Ok NR, not to labour the point - but this is what was being talked about in this thread (post #150 - I don't know how to direct link to individual post) about you not answering specific questions when asked (and not something you have gone over and over again):

The posters in this thread have just asked follow up question on your statement that NAB called you last week and said they would like a valuation carried out on one of your properties that has a residential loan against it.

In your previous posts you did refer to the fact that you have your commercial properties on residential loans.
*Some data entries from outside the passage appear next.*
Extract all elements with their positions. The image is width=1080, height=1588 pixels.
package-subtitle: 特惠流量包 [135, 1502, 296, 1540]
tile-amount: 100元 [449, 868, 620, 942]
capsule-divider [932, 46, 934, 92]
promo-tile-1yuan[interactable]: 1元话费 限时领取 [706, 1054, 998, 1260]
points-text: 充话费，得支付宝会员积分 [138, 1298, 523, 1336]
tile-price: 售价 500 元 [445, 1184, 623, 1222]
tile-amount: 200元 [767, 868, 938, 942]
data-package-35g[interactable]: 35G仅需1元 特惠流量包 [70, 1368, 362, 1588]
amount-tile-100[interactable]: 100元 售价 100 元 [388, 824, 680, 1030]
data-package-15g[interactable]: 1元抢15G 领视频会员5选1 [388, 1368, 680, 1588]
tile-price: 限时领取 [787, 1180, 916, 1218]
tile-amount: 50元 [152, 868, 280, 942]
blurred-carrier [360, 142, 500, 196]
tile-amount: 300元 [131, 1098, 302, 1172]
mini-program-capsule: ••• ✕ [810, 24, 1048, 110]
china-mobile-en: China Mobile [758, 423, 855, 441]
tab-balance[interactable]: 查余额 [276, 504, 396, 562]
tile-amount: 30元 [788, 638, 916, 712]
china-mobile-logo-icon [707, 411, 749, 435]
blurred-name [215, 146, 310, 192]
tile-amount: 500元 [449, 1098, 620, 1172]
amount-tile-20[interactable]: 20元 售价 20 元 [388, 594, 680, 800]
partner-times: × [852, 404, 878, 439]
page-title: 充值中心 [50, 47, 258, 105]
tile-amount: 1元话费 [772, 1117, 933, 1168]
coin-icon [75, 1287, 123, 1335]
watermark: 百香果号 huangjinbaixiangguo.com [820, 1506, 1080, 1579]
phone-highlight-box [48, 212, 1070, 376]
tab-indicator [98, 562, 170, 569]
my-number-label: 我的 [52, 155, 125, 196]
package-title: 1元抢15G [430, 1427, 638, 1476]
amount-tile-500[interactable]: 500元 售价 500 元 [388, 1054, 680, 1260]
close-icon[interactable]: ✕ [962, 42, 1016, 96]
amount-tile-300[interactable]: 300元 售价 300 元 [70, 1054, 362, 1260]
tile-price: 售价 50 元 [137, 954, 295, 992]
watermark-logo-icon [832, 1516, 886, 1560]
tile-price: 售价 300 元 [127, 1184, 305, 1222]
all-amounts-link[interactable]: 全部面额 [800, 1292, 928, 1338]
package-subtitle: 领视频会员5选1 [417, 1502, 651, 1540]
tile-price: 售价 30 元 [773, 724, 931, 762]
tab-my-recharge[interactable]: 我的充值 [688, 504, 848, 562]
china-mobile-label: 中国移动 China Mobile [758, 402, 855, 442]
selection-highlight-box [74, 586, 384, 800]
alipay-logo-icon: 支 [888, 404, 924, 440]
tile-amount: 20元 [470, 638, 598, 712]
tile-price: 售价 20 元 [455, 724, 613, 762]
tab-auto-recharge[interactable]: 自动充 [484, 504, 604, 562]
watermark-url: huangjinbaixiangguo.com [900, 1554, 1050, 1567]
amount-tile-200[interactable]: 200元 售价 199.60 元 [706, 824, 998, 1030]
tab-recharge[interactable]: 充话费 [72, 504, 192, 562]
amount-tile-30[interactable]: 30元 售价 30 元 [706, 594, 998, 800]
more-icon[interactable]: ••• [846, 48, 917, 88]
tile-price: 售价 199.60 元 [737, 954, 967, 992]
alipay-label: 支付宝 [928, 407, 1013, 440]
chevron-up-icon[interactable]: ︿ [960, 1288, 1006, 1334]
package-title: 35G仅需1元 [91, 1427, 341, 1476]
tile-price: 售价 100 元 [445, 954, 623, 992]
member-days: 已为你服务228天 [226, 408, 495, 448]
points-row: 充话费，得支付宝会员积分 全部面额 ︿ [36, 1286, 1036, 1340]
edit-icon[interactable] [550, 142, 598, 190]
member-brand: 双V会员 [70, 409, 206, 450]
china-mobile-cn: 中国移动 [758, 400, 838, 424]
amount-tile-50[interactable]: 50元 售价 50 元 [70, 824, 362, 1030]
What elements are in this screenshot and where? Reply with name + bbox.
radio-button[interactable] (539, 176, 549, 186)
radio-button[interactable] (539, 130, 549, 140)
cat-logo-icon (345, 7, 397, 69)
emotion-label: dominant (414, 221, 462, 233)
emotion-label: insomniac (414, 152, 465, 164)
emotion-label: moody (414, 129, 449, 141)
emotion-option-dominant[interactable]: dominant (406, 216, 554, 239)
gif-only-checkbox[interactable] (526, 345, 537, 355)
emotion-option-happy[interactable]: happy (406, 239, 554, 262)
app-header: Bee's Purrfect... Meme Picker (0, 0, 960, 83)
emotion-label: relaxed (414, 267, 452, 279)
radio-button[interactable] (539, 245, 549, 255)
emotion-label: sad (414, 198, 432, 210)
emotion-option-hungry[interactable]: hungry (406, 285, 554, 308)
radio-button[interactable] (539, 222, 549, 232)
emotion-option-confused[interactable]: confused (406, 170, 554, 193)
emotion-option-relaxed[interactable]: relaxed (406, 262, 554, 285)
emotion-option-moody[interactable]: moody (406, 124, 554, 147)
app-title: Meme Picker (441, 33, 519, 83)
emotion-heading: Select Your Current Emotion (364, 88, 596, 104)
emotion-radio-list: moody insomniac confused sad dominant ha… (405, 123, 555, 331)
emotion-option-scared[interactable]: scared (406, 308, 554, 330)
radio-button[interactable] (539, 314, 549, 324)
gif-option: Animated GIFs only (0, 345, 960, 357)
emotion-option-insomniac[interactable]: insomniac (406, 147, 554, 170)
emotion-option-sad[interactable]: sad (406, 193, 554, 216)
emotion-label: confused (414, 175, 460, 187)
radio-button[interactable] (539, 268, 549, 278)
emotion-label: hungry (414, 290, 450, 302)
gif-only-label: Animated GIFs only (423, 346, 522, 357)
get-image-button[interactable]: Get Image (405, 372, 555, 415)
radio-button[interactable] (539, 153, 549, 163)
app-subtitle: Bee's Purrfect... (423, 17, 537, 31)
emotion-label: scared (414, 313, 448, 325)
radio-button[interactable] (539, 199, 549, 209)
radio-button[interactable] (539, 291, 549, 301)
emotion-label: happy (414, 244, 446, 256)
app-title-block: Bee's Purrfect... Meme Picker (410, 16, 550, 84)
The information the posters were asking for, is a new request as you have not brought up the valuation request until 21/3 - it's not something you've explained over and over again in previous posts. To be honest I think it's a fairly straight forward question - the property either is or isn't residential/commercial?

Now that's cool if you don't want to answer it, but then you shouldn't really bring up the subject of NAB requesting fresh valuations again so soon if you're not prepared to elaborate further, especially in the context of a thread about residential property if in fact the valuation request in question is regarding a commercial property.